Technology

TESS telescope will be launched today to look for exoplanets

The launch of the new NASA’s TESS (Transit Exoplanet Survey Satellite) TESS (Space Shuttle Space Telescope), which will only search for exoplanets, is scheduled tonight. TESS, the successor to the very successful Kepler Space Telescope, is expected to launch from Cape Verde, Florida, at 01:30 GMT on Tuesday, with a Space X Falcon 9 rocket. If the weather is bad, the launch will be postponed for tomorrow.

After the appropriate maneuvers lasting about two months, the satellite telescope, which has a refrigerator size and weighs 318 kilos, will be placed in a highly elliptical orbit around the Earth, to which no other boat has ever been fitted.

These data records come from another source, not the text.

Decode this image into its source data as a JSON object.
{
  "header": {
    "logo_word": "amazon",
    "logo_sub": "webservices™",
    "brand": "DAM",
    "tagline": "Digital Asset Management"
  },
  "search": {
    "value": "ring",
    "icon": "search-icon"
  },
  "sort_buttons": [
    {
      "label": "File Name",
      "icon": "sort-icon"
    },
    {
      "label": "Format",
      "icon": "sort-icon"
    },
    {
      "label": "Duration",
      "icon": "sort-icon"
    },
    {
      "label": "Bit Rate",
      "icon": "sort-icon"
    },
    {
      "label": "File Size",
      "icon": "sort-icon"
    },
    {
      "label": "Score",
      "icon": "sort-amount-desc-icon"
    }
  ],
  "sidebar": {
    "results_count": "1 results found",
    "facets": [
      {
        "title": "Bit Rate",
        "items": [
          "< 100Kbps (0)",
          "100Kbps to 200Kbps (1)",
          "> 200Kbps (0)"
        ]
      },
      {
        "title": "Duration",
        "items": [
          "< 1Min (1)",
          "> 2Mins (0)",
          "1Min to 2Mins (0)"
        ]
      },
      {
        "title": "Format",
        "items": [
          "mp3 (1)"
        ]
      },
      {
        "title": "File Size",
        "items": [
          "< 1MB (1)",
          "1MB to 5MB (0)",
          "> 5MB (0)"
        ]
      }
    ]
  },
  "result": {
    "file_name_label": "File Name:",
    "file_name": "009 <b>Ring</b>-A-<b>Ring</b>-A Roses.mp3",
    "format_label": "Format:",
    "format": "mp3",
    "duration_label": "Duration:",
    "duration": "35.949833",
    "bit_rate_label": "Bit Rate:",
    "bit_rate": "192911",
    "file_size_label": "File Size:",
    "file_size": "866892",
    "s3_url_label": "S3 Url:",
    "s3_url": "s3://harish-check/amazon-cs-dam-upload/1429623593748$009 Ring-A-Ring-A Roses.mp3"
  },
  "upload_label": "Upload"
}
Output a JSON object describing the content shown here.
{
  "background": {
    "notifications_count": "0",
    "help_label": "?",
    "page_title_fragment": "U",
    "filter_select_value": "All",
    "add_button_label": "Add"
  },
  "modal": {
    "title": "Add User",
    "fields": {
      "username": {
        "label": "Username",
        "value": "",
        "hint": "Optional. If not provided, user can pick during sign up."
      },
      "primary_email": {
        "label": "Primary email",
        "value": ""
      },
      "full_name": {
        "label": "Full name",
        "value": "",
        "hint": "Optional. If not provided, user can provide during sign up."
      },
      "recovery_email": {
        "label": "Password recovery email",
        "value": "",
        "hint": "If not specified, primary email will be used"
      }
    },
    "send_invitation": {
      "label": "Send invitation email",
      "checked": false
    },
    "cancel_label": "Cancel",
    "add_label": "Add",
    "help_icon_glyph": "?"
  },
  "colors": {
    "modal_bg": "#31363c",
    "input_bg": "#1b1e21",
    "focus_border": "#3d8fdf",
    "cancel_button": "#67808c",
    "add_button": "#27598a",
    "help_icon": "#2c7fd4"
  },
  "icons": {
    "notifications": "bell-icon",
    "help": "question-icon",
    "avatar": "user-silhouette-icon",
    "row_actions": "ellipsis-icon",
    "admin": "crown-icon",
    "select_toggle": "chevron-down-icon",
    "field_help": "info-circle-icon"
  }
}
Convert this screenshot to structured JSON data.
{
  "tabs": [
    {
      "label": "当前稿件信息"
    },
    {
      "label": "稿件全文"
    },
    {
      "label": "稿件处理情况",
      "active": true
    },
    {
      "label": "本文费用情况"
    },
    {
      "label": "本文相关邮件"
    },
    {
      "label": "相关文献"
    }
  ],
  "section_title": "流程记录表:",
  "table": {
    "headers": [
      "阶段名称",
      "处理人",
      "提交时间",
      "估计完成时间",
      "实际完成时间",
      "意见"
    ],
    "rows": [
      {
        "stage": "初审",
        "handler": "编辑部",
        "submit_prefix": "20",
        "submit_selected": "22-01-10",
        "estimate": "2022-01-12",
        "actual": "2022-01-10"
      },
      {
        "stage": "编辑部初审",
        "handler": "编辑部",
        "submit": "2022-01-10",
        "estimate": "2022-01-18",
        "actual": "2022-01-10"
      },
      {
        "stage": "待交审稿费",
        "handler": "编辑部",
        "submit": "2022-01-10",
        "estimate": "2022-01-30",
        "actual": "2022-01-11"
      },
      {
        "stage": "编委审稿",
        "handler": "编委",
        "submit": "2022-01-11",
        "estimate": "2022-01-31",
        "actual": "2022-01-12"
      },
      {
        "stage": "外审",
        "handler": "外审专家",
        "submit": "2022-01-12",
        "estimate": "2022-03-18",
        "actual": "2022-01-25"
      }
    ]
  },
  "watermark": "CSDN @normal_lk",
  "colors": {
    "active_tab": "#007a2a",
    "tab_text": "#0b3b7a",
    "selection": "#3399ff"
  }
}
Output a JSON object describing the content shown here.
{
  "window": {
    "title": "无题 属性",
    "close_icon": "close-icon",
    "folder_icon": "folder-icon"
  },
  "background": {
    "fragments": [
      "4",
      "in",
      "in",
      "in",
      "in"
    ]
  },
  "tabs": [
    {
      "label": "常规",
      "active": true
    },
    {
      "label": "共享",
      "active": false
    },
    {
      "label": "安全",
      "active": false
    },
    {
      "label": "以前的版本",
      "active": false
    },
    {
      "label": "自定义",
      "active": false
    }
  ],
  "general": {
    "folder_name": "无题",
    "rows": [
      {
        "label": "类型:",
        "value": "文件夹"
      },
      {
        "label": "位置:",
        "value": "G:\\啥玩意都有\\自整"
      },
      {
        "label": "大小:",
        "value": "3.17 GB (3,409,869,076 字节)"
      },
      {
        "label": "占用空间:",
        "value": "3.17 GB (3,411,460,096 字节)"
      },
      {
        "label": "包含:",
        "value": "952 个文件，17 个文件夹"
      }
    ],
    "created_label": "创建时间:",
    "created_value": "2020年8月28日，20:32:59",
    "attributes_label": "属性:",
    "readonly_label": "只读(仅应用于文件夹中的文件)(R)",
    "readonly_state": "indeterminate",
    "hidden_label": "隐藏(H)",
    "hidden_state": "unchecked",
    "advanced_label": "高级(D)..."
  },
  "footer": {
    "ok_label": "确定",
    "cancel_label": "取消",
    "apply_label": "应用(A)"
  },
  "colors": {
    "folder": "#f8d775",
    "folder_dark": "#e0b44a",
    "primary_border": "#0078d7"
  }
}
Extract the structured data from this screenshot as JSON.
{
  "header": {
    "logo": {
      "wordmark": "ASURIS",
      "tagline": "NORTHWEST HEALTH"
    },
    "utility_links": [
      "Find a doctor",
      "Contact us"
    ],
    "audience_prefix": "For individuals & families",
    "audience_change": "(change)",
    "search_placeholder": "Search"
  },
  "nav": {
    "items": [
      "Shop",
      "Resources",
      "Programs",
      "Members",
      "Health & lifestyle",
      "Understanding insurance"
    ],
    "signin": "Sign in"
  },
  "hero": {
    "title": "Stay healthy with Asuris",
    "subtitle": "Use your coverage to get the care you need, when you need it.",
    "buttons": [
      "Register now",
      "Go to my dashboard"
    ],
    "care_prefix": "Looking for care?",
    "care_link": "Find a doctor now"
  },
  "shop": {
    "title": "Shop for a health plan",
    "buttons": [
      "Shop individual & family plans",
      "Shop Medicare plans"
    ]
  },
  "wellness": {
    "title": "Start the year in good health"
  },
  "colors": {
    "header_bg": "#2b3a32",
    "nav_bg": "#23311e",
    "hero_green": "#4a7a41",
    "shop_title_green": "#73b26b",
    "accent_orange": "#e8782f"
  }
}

The telescope will make a complete rotation around our planet every 13.7 days, moving away from the Earth 108,000 kilometers (perimeter) to 373,000 kilometers (at the peak). Every time he approaches Earth, he will send scientists the information he has collected in the meantime.

TESS will turn its look (its four cameras) into the sky to look for traces of planets that pass in front of at least 200,000 Earth-like stars that are away from our planet up to 300 light-years away. This will open the way to the even larger American space telescope, James Webb, which will follow in 2020.

In its first year of operation, the telescope will observe the sky of the southern hemisphere, while in the second year of the northern hemisphere, to cover more than 85% of the sky, the Athenian-Macedonian News Agency transmits.

Kepler, which now runs out of fuel and stops operating by the end of 2018, has already found more than 5,000 candidate exoplanets, of which about half have been confirmed by other telescopes. Kepler has identified nearly two-thirds of a total of about 3,700 confirmed exoplanets to date.

TESS will search for a sky area about 350 times larger than Kepler and will focus on smaller, cold and faint stars than our Sun, the red dwarfs, which make up about 90% of the stars of the galaxy us. It is expected to find within two years at least 20,000 exoplanets, some of them “earthy”.

The telescope was created by MIT University, which also has the scientific responsibility for the $ 337 million mission cost, headed by astrophysicist George Ricker, in collaboration with NASA’s Goddard Space Flight Center. The launch of TESS will be broadcast live on NASA’s TV.